Our findings that dopamine production is particularly reduced in people who abuse or are dependent on cannabis fits in well with previous research on other drugs of addiction.
Do you think your results support the existence of the ‘amotivational syndrome’ in some cannabis users?
It has been known since research studies in the 1970s that people who smoke cannabis regularly can lose interest in their working lives or studies, i.e. have loss of motivation, and I don’t think that’s very controversial.
The controversy centres around whether this loss of motivation is part of regular cannabis use due to chronic intoxication or whether the “amotivational syndrome” exists as a separate entity.
Either way, our results provide a biologically plausible mechanism which could explain the mechanism underlying the loss in motivation associated with regular long-term cannabis use.
How was your research funded?
Our research was funded by a grant from the Medical Research Council (United Kingdom) to Dr Oliver Howes, a National Institute of Health Research Biomedical Research Council grant to King’s College London, and a Medical Research Council (United Kingdom) grant to Professor Valerie Curran and Dr Celia Morgan.
Do you have plans for further research into this field?
Yes, we’re doing some additional analyses on our study looking at both motivation and other possible mechanisms underlying the link between cannabis and psychotic-like symptoms.
My colleagues at University College London are continuing their research into how the chemicals in cannabis affect the brain and I very much hope to collaborate with them again.
Dr Howes has a research programme at Hammersmith Hospital investigating the chemical changes associated with a range of mental health problems, which I’m actively involved in.
Where can readers find more information?
I’d point readers to the main article itself which is published in the journal Biological Psychiatry.
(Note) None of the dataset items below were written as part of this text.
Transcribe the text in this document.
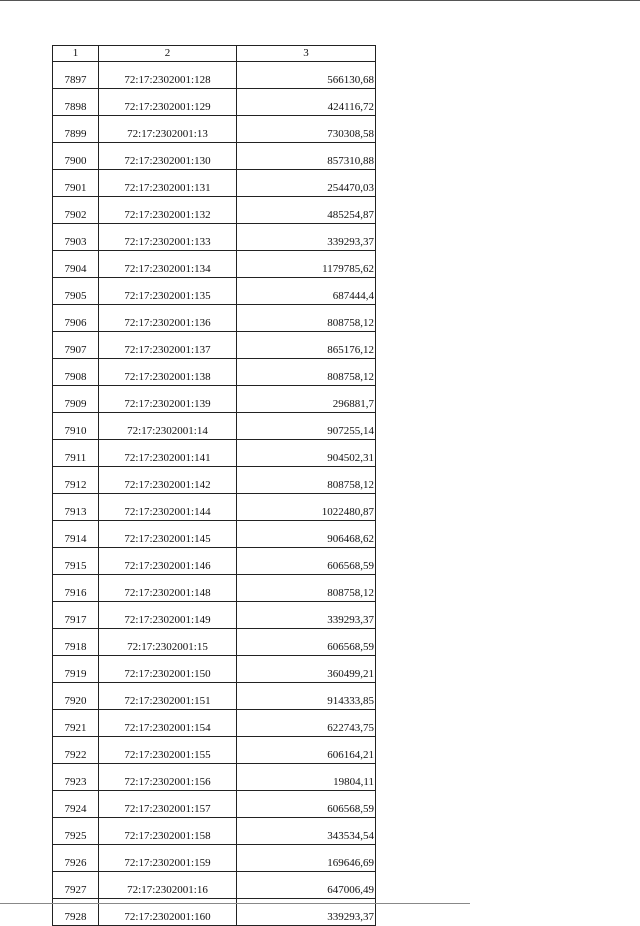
1	2	3
7897	72:17:2302001:128	566130,68
7898	72:17:2302001:129	424116,72
7899	72:17:2302001:13	730308,58
7900	72:17:2302001:130	857310,88
7901	72:17:2302001:131	254470,03
7902	72:17:2302001:132	485254,87
7903	72:17:2302001:133	339293,37
7904	72:17:2302001:134	1179785,62
7905	72:17:2302001:135	687444,4
7906	72:17:2302001:136	808758,12
7907	72:17:2302001:137	865176,12
7908	72:17:2302001:138	808758,12
7909	72:17:2302001:139	296881,7
7910	72:17:2302001:14	907255,14
7911	72:17:2302001:141	904502,31
7912	72:17:2302001:142	808758,12
7913	72:17:2302001:144	1022480,87
7914	72:17:2302001:145	906468,62
7915	72:17:2302001:146	606568,59
7916	72:17:2302001:148	808758,12
7917	72:17:2302001:149	339293,37
7918	72:17:2302001:15	606568,59
7919	72:17:2302001:150	360499,21
7920	72:17:2302001:151	914333,85
7921	72:17:2302001:154	622743,75
7922	72:17:2302001:155	606164,21
7923	72:17:2302001:156	19804,11
7924	72:17:2302001:157	606568,59
7925	72:17:2302001:158	343534,54
7926	72:17:2302001:159	169646,69
7927	72:17:2302001:16	647006,49
7928	72:17:2302001:160	339293,37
This should be made freely available to the general public in due course.
If people would like further information about some of the mental health issues raised like cannabis and schizophrenia, the Royal College of Psychiatrists has some really useful information on its website (www.rcpsych.ac.uk).
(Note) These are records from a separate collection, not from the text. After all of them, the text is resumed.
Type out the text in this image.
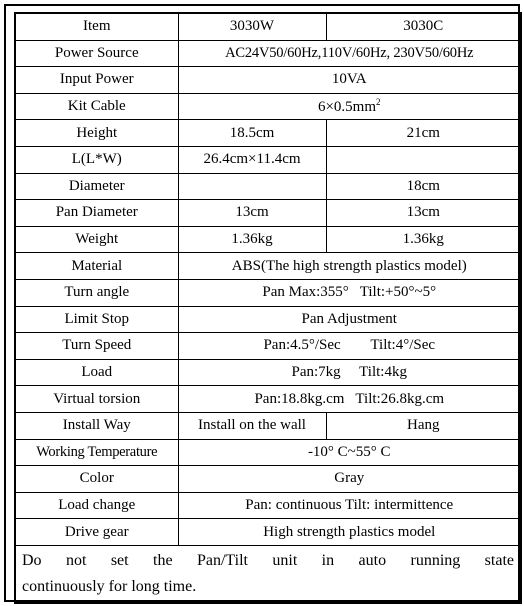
Item	3030W	3030C
Power Source	AC24V50/60Hz,110V/60Hz, 230V50/60Hz	
Input Power	10VA	
Kit Cable	$6\times 0.5mm^2$
Height	18.5cm	21cm
L(L*W)	26.4cm×11.4cm	
Diameter		18cm
Pan Diameter	13cm	13cm
Weight	1.36kg	1.36kg
Material	ABS(The high strength plastics model)	
Turn angle	Pan Max:355°   Tilt:+50°~5°	
Limit Stop	Pan Adjustment	
Turn Speed	Pan:4.5°/Sec        Tilt:4°/Sec	
Load	Pan:7kg     Tilt:4kg	
Virtual torsion	Pan:18.8kg.cm   Tilt:26.8kg.cm	
Install Way	Install on the wall	Hang
Working Temperature	-10° C~55° C	
Color	Gray	
Load change	Pan: continuous Tilt: intermittence	
Drive gear	High strength plastics model	

Do not set the Pan/Tilt unit in auto running state
continuously for long time.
If readers are concerned about their own or a loved one’s mental health I would recommend they speak to their family doctor or psychiatrist.
About Dr Michael Bloomfield
Michael studied Natural Sciences at Corpus Christi College, University of Oxford taking specialist papers in Pharmacology, Systems Neuroscience and Behavioural Neuroscience. Whilst an undergraduate he was tutored in Physiology by Professor Chris Ashley and in Pharmacology by Professor Trevor Sharp. He also studied the History and Philosophy of Science and Technology.
Michael then continued his studies at Oxford, studying Clinical Medicine. Whilst at medical school Michael studied Psychiatric research in Melbourne, Australia, and studied evolutionary theories of schizophrenia under Professor Tim Crow.
Michael completed his early medical jobs in London and in the Channel Islands, where he worked as a flight doctor on Jersey’s air ambulance.
Michael began his specialty training in Psychiatry in London before taking up a Medical Research Council Clinical Research Fellowship with Dr Oliver Howes at the MRC Clinical Sciences Centre within Imperial College’s Hammersmith Hospital campus.
Michael is also a Visiting Research Fellow at the Institute of Psychiatry. He has worked as an Honorary Specialty Registrar in Psychiatry in the TREAT clinic for treatment-resistant schizophrenia at the Maudsley hospital with Dr Howes and Professor Shitij Kapur and in Psychotherapy under Dr Anne Patterson at Chelsea & Westminster Hospital.
Michael is a trainee associate of the Royal College of Psychiatry, a young fellow of the Royal Society of Medicine and a trainee member of the British Association of Psychopharmacology, the European College of Neuropsychopharmacology and the Schizophrenia International Research Society.
Away from London Michael is a qualified aeroplane pilot and enjoys travelling.